KJ33990、92x43cm、バルーチ族、アンティーク小物入れ(ウール/ウール)

商品, 逸品キリム

キリムNo.: KJ33990

産地: バルーチ族、アンティーク小物入れ(ウール/ウール)

寸法: 92x43cm

SOLD OUT

2006年に訪ねた問屋さんのコレクションルームの白壁に掛けられたバルーチは、小さな窓からの光を受けながら、穏やかで落ち着いた、それでいて凛としたたたずまいは、瞬間に私たちの目を捉えました。
これがキリム?と思えるほどの繊細さです。その繊細と丁寧さゆえ、部族の宝物として大事に使い継がれ100年以上経ったキリムを前に、私たちはこの出合いに有頂天でした。

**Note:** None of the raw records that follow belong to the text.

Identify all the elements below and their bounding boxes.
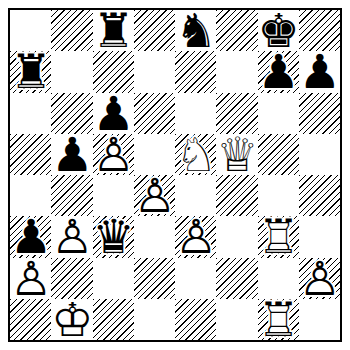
white-pawn[interactable]: ♟♙ [51, 216, 92, 257]
chess-board: ♜♜♞♞♚♚♜♜♟♟♟♟♟♟♟♟♟♙♞♘♛♕♟♙♟♟♟♙♛♛♟♙♜♖♟♙♟♙♚♔… [10, 10, 340, 340]
white-knight-halo: ♞ [175, 134, 216, 175]
white-pawn[interactable]: ♟♙ [134, 175, 175, 216]
black-pawn[interactable]: ♟♟ [258, 51, 299, 92]
black-rook-halo: ♜ [93, 10, 134, 51]
square-d3[interactable] [134, 216, 175, 257]
square-c5[interactable]: ♟♙ [93, 134, 134, 175]
black-pawn-halo: ♟ [258, 51, 299, 92]
square-e8[interactable]: ♞♞ [175, 10, 216, 51]
black-pawn-glyph: ♟ [10, 216, 51, 257]
black-king-halo: ♚ [258, 10, 299, 51]
white-queen[interactable]: ♛♕ [216, 134, 257, 175]
square-e6[interactable] [175, 93, 216, 134]
square-g6[interactable] [258, 93, 299, 134]
square-h6[interactable] [299, 93, 340, 134]
black-king[interactable]: ♚♚ [258, 10, 299, 51]
square-b2[interactable] [51, 258, 92, 299]
square-f3[interactable] [216, 216, 257, 257]
square-d4[interactable]: ♟♙ [134, 175, 175, 216]
square-f6[interactable] [216, 93, 257, 134]
white-pawn-glyph: ♙ [93, 134, 134, 175]
white-pawn[interactable]: ♟♙ [175, 216, 216, 257]
square-g5[interactable] [258, 134, 299, 175]
black-rook[interactable]: ♜♜ [10, 51, 51, 92]
black-pawn[interactable]: ♟♟ [93, 93, 134, 134]
square-f2[interactable] [216, 258, 257, 299]
black-rook-glyph: ♜ [10, 51, 51, 92]
square-d1[interactable] [134, 299, 175, 340]
square-b3[interactable]: ♟♙ [51, 216, 92, 257]
square-d5[interactable] [134, 134, 175, 175]
black-rook-halo: ♜ [10, 51, 51, 92]
square-b8[interactable] [51, 10, 92, 51]
white-pawn-halo: ♟ [299, 258, 340, 299]
square-h4[interactable] [299, 175, 340, 216]
white-pawn-halo: ♟ [134, 175, 175, 216]
square-b1[interactable]: ♚♔ [51, 299, 92, 340]
white-knight-glyph: ♘ [175, 134, 216, 175]
white-king-glyph: ♔ [51, 299, 92, 340]
black-pawn[interactable]: ♟♟ [51, 134, 92, 175]
square-h7[interactable]: ♟♟ [299, 51, 340, 92]
black-pawn-glyph: ♟ [93, 93, 134, 134]
white-rook[interactable]: ♜♖ [258, 216, 299, 257]
square-e4[interactable] [175, 175, 216, 216]
black-knight-halo: ♞ [175, 10, 216, 51]
square-e2[interactable] [175, 258, 216, 299]
black-queen-glyph: ♛ [93, 216, 134, 257]
square-b5[interactable]: ♟♟ [51, 134, 92, 175]
black-queen[interactable]: ♛♛ [93, 216, 134, 257]
square-h5[interactable] [299, 134, 340, 175]
white-pawn-glyph: ♙ [10, 258, 51, 299]
square-g2[interactable] [258, 258, 299, 299]
black-pawn[interactable]: ♟♟ [10, 216, 51, 257]
black-knight[interactable]: ♞♞ [175, 10, 216, 51]
square-c4[interactable] [93, 175, 134, 216]
square-a4[interactable] [10, 175, 51, 216]
square-d7[interactable] [134, 51, 175, 92]
black-queen-halo: ♛ [93, 216, 134, 257]
square-e3[interactable]: ♟♙ [175, 216, 216, 257]
square-e1[interactable] [175, 299, 216, 340]
square-a5[interactable] [10, 134, 51, 175]
square-c7[interactable] [93, 51, 134, 92]
square-g4[interactable] [258, 175, 299, 216]
black-pawn-halo: ♟ [299, 51, 340, 92]
white-pawn[interactable]: ♟♙ [93, 134, 134, 175]
black-pawn-glyph: ♟ [299, 51, 340, 92]
white-knight[interactable]: ♞♘ [175, 134, 216, 175]
white-pawn[interactable]: ♟♙ [299, 258, 340, 299]
square-d2[interactable] [134, 258, 175, 299]
white-queen-glyph: ♕ [216, 134, 257, 175]
white-pawn-halo: ♟ [93, 134, 134, 175]
black-pawn-glyph: ♟ [258, 51, 299, 92]
white-king-halo: ♚ [51, 299, 92, 340]
white-king[interactable]: ♚♔ [51, 299, 92, 340]
white-pawn-halo: ♟ [175, 216, 216, 257]
black-rook[interactable]: ♜♜ [93, 10, 134, 51]
square-f5[interactable]: ♛♕ [216, 134, 257, 175]
square-h1[interactable] [299, 299, 340, 340]
square-b4[interactable] [51, 175, 92, 216]
white-pawn[interactable]: ♟♙ [10, 258, 51, 299]
black-knight-glyph: ♞ [175, 10, 216, 51]
black-rook-glyph: ♜ [93, 10, 134, 51]
square-e7[interactable] [175, 51, 216, 92]
white-pawn-glyph: ♙ [134, 175, 175, 216]
white-pawn-glyph: ♙ [51, 216, 92, 257]
square-a2[interactable]: ♟♙ [10, 258, 51, 299]
square-f4[interactable] [216, 175, 257, 216]
square-b6[interactable] [51, 93, 92, 134]
chess-board-frame: ♜♜♞♞♚♚♜♜♟♟♟♟♟♟♟♟♟♙♞♘♛♕♟♙♟♟♟♙♛♛♟♙♜♖♟♙♟♙♚♔… [8, 8, 342, 342]
square-c2[interactable] [93, 258, 134, 299]
white-rook-halo: ♜ [258, 216, 299, 257]
square-d8[interactable] [134, 10, 175, 51]
white-queen-halo: ♛ [216, 134, 257, 175]
square-g8[interactable]: ♚♚ [258, 10, 299, 51]
square-a7[interactable]: ♜♜ [10, 51, 51, 92]
square-a6[interactable] [10, 93, 51, 134]
square-c6[interactable]: ♟♟ [93, 93, 134, 134]
black-pawn-halo: ♟ [93, 93, 134, 134]
square-f8[interactable] [216, 10, 257, 51]
square-d6[interactable] [134, 93, 175, 134]
square-h8[interactable] [299, 10, 340, 51]
white-rook[interactable]: ♜♖ [258, 299, 299, 340]
white-rook-halo: ♜ [258, 299, 299, 340]
white-pawn-halo: ♟ [51, 216, 92, 257]
white-pawn-glyph: ♙ [175, 216, 216, 257]
white-rook-glyph: ♖ [258, 299, 299, 340]
square-a1[interactable] [10, 299, 51, 340]
black-pawn-halo: ♟ [10, 216, 51, 257]
black-pawn-glyph: ♟ [51, 134, 92, 175]
square-a3[interactable]: ♟♟ [10, 216, 51, 257]
square-h2[interactable]: ♟♙ [299, 258, 340, 299]
white-pawn-halo: ♟ [10, 258, 51, 299]
square-e5[interactable]: ♞♘ [175, 134, 216, 175]
black-pawn-halo: ♟ [51, 134, 92, 175]
square-c3[interactable]: ♛♛ [93, 216, 134, 257]
square-g1[interactable]: ♜♖ [258, 299, 299, 340]
square-c1[interactable] [93, 299, 134, 340]
square-f1[interactable] [216, 299, 257, 340]
square-a8[interactable] [10, 10, 51, 51]
white-pawn-glyph: ♙ [299, 258, 340, 299]
black-king-glyph: ♚ [258, 10, 299, 51]
white-rook-glyph: ♖ [258, 216, 299, 257]
black-pawn[interactable]: ♟♟ [299, 51, 340, 92]
square-g7[interactable]: ♟♟ [258, 51, 299, 92]
square-h3[interactable] [299, 216, 340, 257]
square-b7[interactable] [51, 51, 92, 92]
square-g3[interactable]: ♜♖ [258, 216, 299, 257]
square-c8[interactable]: ♜♜ [93, 10, 134, 51]
square-f7[interactable] [216, 51, 257, 92]
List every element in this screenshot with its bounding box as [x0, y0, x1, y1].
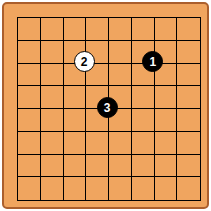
go-board-frame: 123 — [2, 2, 209, 209]
board-cell — [109, 41, 132, 64]
board-cell — [177, 155, 200, 178]
board-cell — [132, 177, 155, 200]
board-cell — [155, 18, 178, 41]
board-cell — [132, 155, 155, 178]
board-cell — [18, 132, 41, 155]
board-cell — [41, 41, 64, 64]
board-cell — [109, 132, 132, 155]
board-cell — [41, 132, 64, 155]
board-cell — [64, 109, 87, 132]
board-cell — [18, 18, 41, 41]
board-cell — [64, 86, 87, 109]
board-cell — [132, 109, 155, 132]
board-cell — [177, 109, 200, 132]
board-cell — [177, 132, 200, 155]
board-cell — [86, 177, 109, 200]
board-cell — [18, 177, 41, 200]
move-number-label: 3 — [104, 101, 111, 115]
board-cell — [64, 18, 87, 41]
board-cell — [18, 155, 41, 178]
move-number-label: 1 — [149, 55, 156, 69]
board-cell — [109, 155, 132, 178]
board-cell — [64, 177, 87, 200]
board-cell — [155, 177, 178, 200]
board-cell — [132, 132, 155, 155]
board-cell — [155, 155, 178, 178]
board-cell — [155, 109, 178, 132]
board-cell — [86, 18, 109, 41]
board-cell — [41, 86, 64, 109]
board-cell — [41, 18, 64, 41]
board-cell — [18, 41, 41, 64]
board-cell — [132, 86, 155, 109]
stone-white-2: 2 — [74, 51, 95, 72]
board-cell — [155, 132, 178, 155]
board-cell — [18, 64, 41, 87]
board-cell — [18, 109, 41, 132]
board-cell — [86, 132, 109, 155]
board-cell — [177, 18, 200, 41]
board-cell — [109, 64, 132, 87]
board-cell — [109, 18, 132, 41]
stone-black-3: 3 — [97, 97, 118, 118]
board-cell — [109, 177, 132, 200]
board-cell — [64, 155, 87, 178]
board-cell — [64, 132, 87, 155]
board-cell — [41, 109, 64, 132]
stone-black-1: 1 — [142, 51, 163, 72]
board-cell — [177, 64, 200, 87]
board-cell — [155, 86, 178, 109]
board-cell — [177, 86, 200, 109]
go-diagram: 123 — [0, 0, 211, 211]
board-cell — [41, 177, 64, 200]
board-cell — [177, 177, 200, 200]
board-cell — [41, 64, 64, 87]
board-cell — [177, 41, 200, 64]
move-number-label: 2 — [81, 55, 88, 69]
board-cell — [41, 155, 64, 178]
board-cell — [132, 18, 155, 41]
board-cell — [86, 155, 109, 178]
board-cell — [18, 86, 41, 109]
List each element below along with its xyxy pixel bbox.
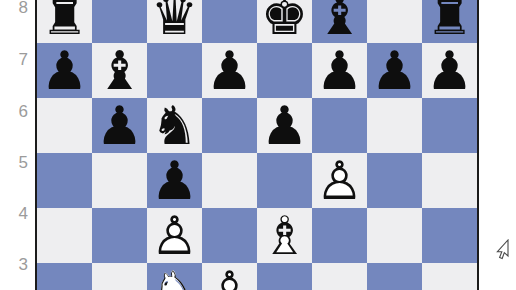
square-g5[interactable]	[367, 153, 422, 208]
video-frame: ♜♛♚♝♜♟♝♟♟♟♟♟♞♟♟♟♙♟♙♝♗♞♘♟♙ 876543	[0, 0, 516, 290]
square-d6[interactable]	[202, 98, 257, 153]
square-f5[interactable]: ♟♙	[312, 153, 367, 208]
square-h7[interactable]: ♟	[422, 43, 477, 98]
rank-label-3: 3	[0, 256, 28, 274]
square-h8[interactable]: ♜	[422, 0, 477, 43]
black-pawn: ♟	[422, 43, 477, 98]
rank-label-6: 6	[0, 103, 28, 121]
black-pawn: ♟	[37, 43, 92, 98]
white-pawn: ♟	[312, 153, 367, 208]
square-h4[interactable]	[422, 208, 477, 263]
square-c3[interactable]: ♞♘	[147, 263, 202, 290]
black-pawn: ♟	[147, 153, 202, 208]
square-a3[interactable]	[37, 263, 92, 290]
square-g6[interactable]	[367, 98, 422, 153]
white-pawn: ♟	[147, 208, 202, 263]
square-c8[interactable]: ♛	[147, 0, 202, 43]
square-c7[interactable]	[147, 43, 202, 98]
square-e7[interactable]	[257, 43, 312, 98]
square-a8[interactable]: ♜	[37, 0, 92, 43]
square-d7[interactable]: ♟	[202, 43, 257, 98]
square-e8[interactable]: ♚	[257, 0, 312, 43]
square-h5[interactable]	[422, 153, 477, 208]
mouse-cursor-icon	[495, 239, 511, 263]
square-d5[interactable]	[202, 153, 257, 208]
chess-board: ♜♛♚♝♜♟♝♟♟♟♟♟♞♟♟♟♙♟♙♝♗♞♘♟♙	[35, 0, 479, 290]
square-e4[interactable]: ♝♗	[257, 208, 312, 263]
black-rook: ♜	[422, 0, 477, 43]
square-h3[interactable]	[422, 263, 477, 290]
black-pawn: ♟	[257, 98, 312, 153]
white-pawn-outline: ♙	[202, 263, 257, 290]
square-f4[interactable]	[312, 208, 367, 263]
black-queen: ♛	[147, 0, 202, 43]
white-knight-outline: ♘	[147, 263, 202, 290]
rank-label-4: 4	[0, 205, 28, 223]
square-g7[interactable]: ♟	[367, 43, 422, 98]
white-pawn-outline: ♙	[147, 208, 202, 263]
square-b8[interactable]	[92, 0, 147, 43]
square-a6[interactable]	[37, 98, 92, 153]
black-bishop: ♝	[92, 43, 147, 98]
rank-label-7: 7	[0, 51, 28, 69]
square-e3[interactable]	[257, 263, 312, 290]
square-h6[interactable]	[422, 98, 477, 153]
black-bishop: ♝	[312, 0, 367, 43]
rank-label-5: 5	[0, 154, 28, 172]
white-pawn-outline: ♙	[312, 153, 367, 208]
square-d8[interactable]	[202, 0, 257, 43]
square-d3[interactable]: ♟♙	[202, 263, 257, 290]
square-b3[interactable]	[92, 263, 147, 290]
square-f7[interactable]: ♟	[312, 43, 367, 98]
square-e5[interactable]	[257, 153, 312, 208]
rank-label-8: 8	[0, 0, 28, 17]
square-a7[interactable]: ♟	[37, 43, 92, 98]
square-d4[interactable]	[202, 208, 257, 263]
square-f6[interactable]	[312, 98, 367, 153]
black-pawn: ♟	[92, 98, 147, 153]
square-e6[interactable]: ♟	[257, 98, 312, 153]
square-f3[interactable]	[312, 263, 367, 290]
square-g4[interactable]	[367, 208, 422, 263]
square-c6[interactable]: ♞	[147, 98, 202, 153]
square-g8[interactable]	[367, 0, 422, 43]
square-f8[interactable]: ♝	[312, 0, 367, 43]
white-pawn: ♟	[202, 263, 257, 290]
square-b6[interactable]: ♟	[92, 98, 147, 153]
square-b4[interactable]	[92, 208, 147, 263]
black-knight: ♞	[147, 98, 202, 153]
square-c4[interactable]: ♟♙	[147, 208, 202, 263]
black-pawn: ♟	[202, 43, 257, 98]
square-b5[interactable]	[92, 153, 147, 208]
white-bishop: ♝	[257, 208, 312, 263]
square-a5[interactable]	[37, 153, 92, 208]
square-b7[interactable]: ♝	[92, 43, 147, 98]
black-pawn: ♟	[312, 43, 367, 98]
black-pawn: ♟	[367, 43, 422, 98]
square-a4[interactable]	[37, 208, 92, 263]
black-rook: ♜	[37, 0, 92, 43]
square-g3[interactable]	[367, 263, 422, 290]
black-king: ♚	[257, 0, 312, 43]
white-knight: ♞	[147, 263, 202, 290]
square-c5[interactable]: ♟	[147, 153, 202, 208]
white-bishop-outline: ♗	[257, 208, 312, 263]
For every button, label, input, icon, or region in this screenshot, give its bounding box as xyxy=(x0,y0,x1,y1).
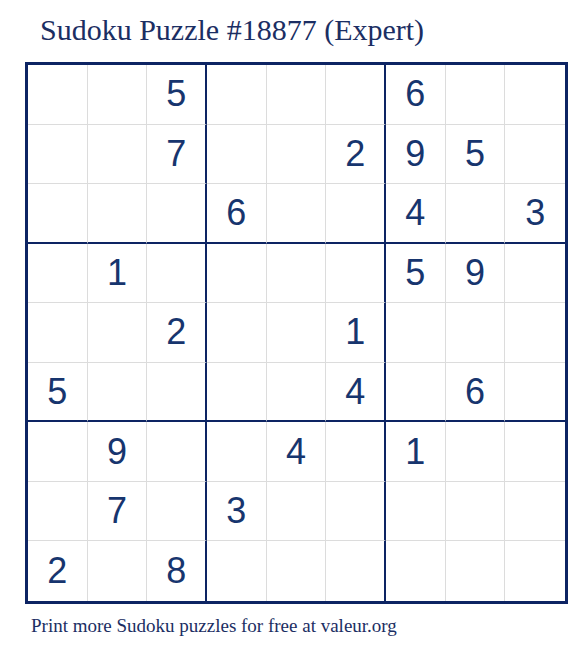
cell-r9c3: 8 xyxy=(147,541,207,601)
cell-r3c2 xyxy=(88,184,148,244)
cell-r4c4 xyxy=(207,244,267,304)
cell-r9c5 xyxy=(267,541,327,601)
cell-r2c9 xyxy=(505,125,565,185)
cell-r9c8 xyxy=(446,541,506,601)
cell-r8c4: 3 xyxy=(207,482,267,542)
cell-r7c6 xyxy=(326,422,386,482)
cell-r7c3 xyxy=(147,422,207,482)
cell-r4c5 xyxy=(267,244,327,304)
cell-r3c3 xyxy=(147,184,207,244)
cell-r2c4 xyxy=(207,125,267,185)
cell-r7c1 xyxy=(28,422,88,482)
cell-r9c2 xyxy=(88,541,148,601)
cell-r8c8 xyxy=(446,482,506,542)
cell-r2c1 xyxy=(28,125,88,185)
cell-r2c2 xyxy=(88,125,148,185)
cell-r5c8 xyxy=(446,303,506,363)
cell-r8c1 xyxy=(28,482,88,542)
cell-r9c1: 2 xyxy=(28,541,88,601)
page-root: Sudoku Puzzle #18877 (Expert) 5672956431… xyxy=(0,0,580,651)
cell-r5c3: 2 xyxy=(147,303,207,363)
cell-r2c6: 2 xyxy=(326,125,386,185)
cell-r5c7 xyxy=(386,303,446,363)
cell-r1c6 xyxy=(326,65,386,125)
cell-r6c3 xyxy=(147,363,207,423)
cell-r6c8: 6 xyxy=(446,363,506,423)
cell-r3c9: 3 xyxy=(505,184,565,244)
cell-r1c4 xyxy=(207,65,267,125)
cell-r7c5: 4 xyxy=(267,422,327,482)
cell-r7c4 xyxy=(207,422,267,482)
cell-r4c9 xyxy=(505,244,565,304)
cell-r1c9 xyxy=(505,65,565,125)
cell-r8c6 xyxy=(326,482,386,542)
cell-r9c4 xyxy=(207,541,267,601)
cell-r4c7: 5 xyxy=(386,244,446,304)
cell-r6c4 xyxy=(207,363,267,423)
cell-r8c3 xyxy=(147,482,207,542)
cell-r6c2 xyxy=(88,363,148,423)
cell-r5c5 xyxy=(267,303,327,363)
cell-r4c1 xyxy=(28,244,88,304)
cell-r6c7 xyxy=(386,363,446,423)
footer-text: Print more Sudoku puzzles for free at va… xyxy=(31,615,397,637)
cell-r8c2: 7 xyxy=(88,482,148,542)
cell-r2c7: 9 xyxy=(386,125,446,185)
cell-r7c8 xyxy=(446,422,506,482)
cell-r3c7: 4 xyxy=(386,184,446,244)
cell-r6c1: 5 xyxy=(28,363,88,423)
cell-r4c2: 1 xyxy=(88,244,148,304)
cell-r8c7 xyxy=(386,482,446,542)
cell-r7c7: 1 xyxy=(386,422,446,482)
cell-r6c9 xyxy=(505,363,565,423)
cell-r2c5 xyxy=(267,125,327,185)
cell-r7c2: 9 xyxy=(88,422,148,482)
cell-r8c5 xyxy=(267,482,327,542)
cell-r4c6 xyxy=(326,244,386,304)
cell-r9c6 xyxy=(326,541,386,601)
cell-r3c1 xyxy=(28,184,88,244)
cell-r3c6 xyxy=(326,184,386,244)
puzzle-title: Sudoku Puzzle #18877 (Expert) xyxy=(40,13,424,48)
cell-r6c6: 4 xyxy=(326,363,386,423)
sudoku-grid: 567295643159215469417328 xyxy=(25,62,568,604)
cell-r3c8 xyxy=(446,184,506,244)
cell-r1c7: 6 xyxy=(386,65,446,125)
cell-r1c5 xyxy=(267,65,327,125)
cell-r5c6: 1 xyxy=(326,303,386,363)
cell-r3c5 xyxy=(267,184,327,244)
cell-r3c4: 6 xyxy=(207,184,267,244)
cell-r1c8 xyxy=(446,65,506,125)
cell-r5c4 xyxy=(207,303,267,363)
cell-r1c1 xyxy=(28,65,88,125)
cell-r1c3: 5 xyxy=(147,65,207,125)
cell-r4c8: 9 xyxy=(446,244,506,304)
cell-r5c9 xyxy=(505,303,565,363)
cell-r1c2 xyxy=(88,65,148,125)
cell-r9c9 xyxy=(505,541,565,601)
cell-r7c9 xyxy=(505,422,565,482)
cell-r9c7 xyxy=(386,541,446,601)
cell-r5c1 xyxy=(28,303,88,363)
cell-r8c9 xyxy=(505,482,565,542)
cell-r2c8: 5 xyxy=(446,125,506,185)
cell-r2c3: 7 xyxy=(147,125,207,185)
cell-r6c5 xyxy=(267,363,327,423)
cell-r4c3 xyxy=(147,244,207,304)
cell-r5c2 xyxy=(88,303,148,363)
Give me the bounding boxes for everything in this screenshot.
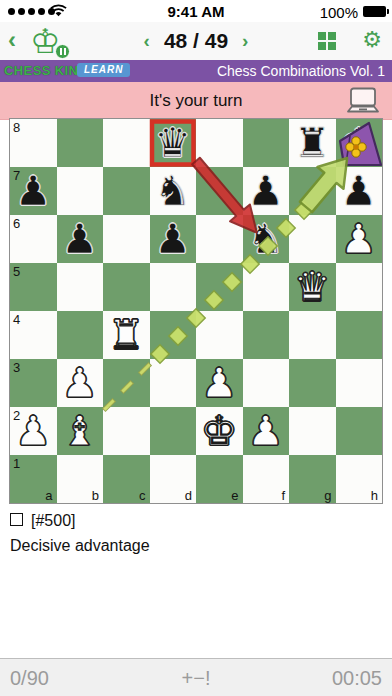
brand-bar: CHESS KING LEARN Chess Combinations Vol.…: [0, 60, 392, 82]
square-c6[interactable]: [103, 215, 150, 263]
turn-banner: It's your turn: [0, 82, 392, 120]
square-c5[interactable]: [103, 263, 150, 311]
square-g4[interactable]: [289, 311, 336, 359]
battery-icon: [363, 6, 386, 17]
square-g6[interactable]: [289, 215, 336, 263]
file-label-h: h: [371, 488, 378, 503]
rank-label-1: 1: [13, 456, 20, 471]
file-label-f: f: [281, 488, 285, 503]
piece-white-pawn-b3[interactable]: ♟: [57, 359, 104, 407]
square-d2[interactable]: [150, 407, 197, 455]
white-to-move-icon: [10, 513, 23, 526]
piece-black-knight-f6[interactable]: ♞: [243, 215, 290, 263]
square-b7[interactable]: [57, 167, 104, 215]
file-label-g: g: [324, 488, 331, 503]
puzzle-counter: 48 / 49: [164, 29, 228, 53]
square-e5[interactable]: [196, 263, 243, 311]
rank-label-3: 3: [13, 360, 20, 375]
evaluation-text: Decisive advantage: [10, 537, 382, 555]
timer: 00:05: [332, 667, 382, 690]
square-f8[interactable]: [243, 119, 290, 167]
piece-white-king-e2[interactable]: ♚: [196, 407, 243, 455]
file-label-a: a: [45, 488, 52, 503]
square-g2[interactable]: [289, 407, 336, 455]
piece-white-pawn-e3[interactable]: ♟: [196, 359, 243, 407]
puzzle-list-button[interactable]: [318, 32, 336, 50]
course-title: Chess Combinations Vol. 1: [217, 63, 385, 79]
piece-black-king-h8[interactable]: ♚: [336, 119, 383, 167]
square-e1[interactable]: e: [196, 455, 243, 503]
square-f3[interactable]: [243, 359, 290, 407]
square-d3[interactable]: [150, 359, 197, 407]
piece-black-queen-d8[interactable]: ♛: [150, 119, 197, 167]
square-f1[interactable]: f: [243, 455, 290, 503]
square-b8[interactable]: [57, 119, 104, 167]
square-h5[interactable]: [336, 263, 383, 311]
rank-label-5: 5: [13, 264, 20, 279]
piece-black-rook-g8[interactable]: ♜: [289, 119, 336, 167]
file-label-b: b: [92, 488, 99, 503]
square-a4[interactable]: 4: [10, 311, 57, 359]
piece-white-queen-g5[interactable]: ♛: [289, 263, 336, 311]
piece-black-pawn-b6[interactable]: ♟: [57, 215, 104, 263]
square-a3[interactable]: 3: [10, 359, 57, 407]
square-h3[interactable]: [336, 359, 383, 407]
square-h2[interactable]: [336, 407, 383, 455]
file-label-e: e: [231, 488, 238, 503]
prev-puzzle-button[interactable]: ‹: [144, 30, 150, 52]
next-puzzle-button[interactable]: ›: [242, 30, 248, 52]
square-b4[interactable]: [57, 311, 104, 359]
nav-bar: ‹ ♔ ‹ 48 / 49 › ⚙: [0, 22, 392, 60]
square-c3[interactable]: [103, 359, 150, 407]
piece-white-pawn-f2[interactable]: ♟: [243, 407, 290, 455]
square-e4[interactable]: [196, 311, 243, 359]
info-panel: [#500] Decisive advantage: [10, 512, 382, 555]
square-d5[interactable]: [150, 263, 197, 311]
square-h4[interactable]: [336, 311, 383, 359]
bottom-bar: 0/90 +−! 00:05: [0, 658, 392, 696]
square-c7[interactable]: [103, 167, 150, 215]
square-e8[interactable]: [196, 119, 243, 167]
square-e6[interactable]: [196, 215, 243, 263]
chess-board[interactable]: hgfedcb1a2345678 ♛♜♚♟♞♟♟♟♟♞♟♛♜♟♟♟♝♚♟: [10, 119, 382, 503]
battery-percent: 100%: [320, 4, 358, 21]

バルーチ族の祖国はバルーチスタンです。砂漠や低木地帯からなる山岳地帯は、アレキサンダー大王始め、様々な国の支配下となり、現在ではイラン、パキスタンとアフガニスタンに分割されています。この為、遊牧生活をする彼らのキリムの特定は、とても難しいと言われてきました。

「どこのバルーチ?」の質問に、「重くくすんだ藍と茜は標高の高い部族の物。精緻な織りはパキスタン・バルーチのシャフィ織りに近い。しかし、重厚感ある色調と織りの精緻さと確かさは、バルーチ最高のチャラクナスールのバルーチだろう。」と答えた問屋さんです。

この織り方は日本では「錦織り(にしきおり)」です。
錦織りは日本では絹糸を使います。留袖を着た時に使われる帯は、一番格調の高い錦織りです。職人の腕が試される繊細な織り方が錦織りです。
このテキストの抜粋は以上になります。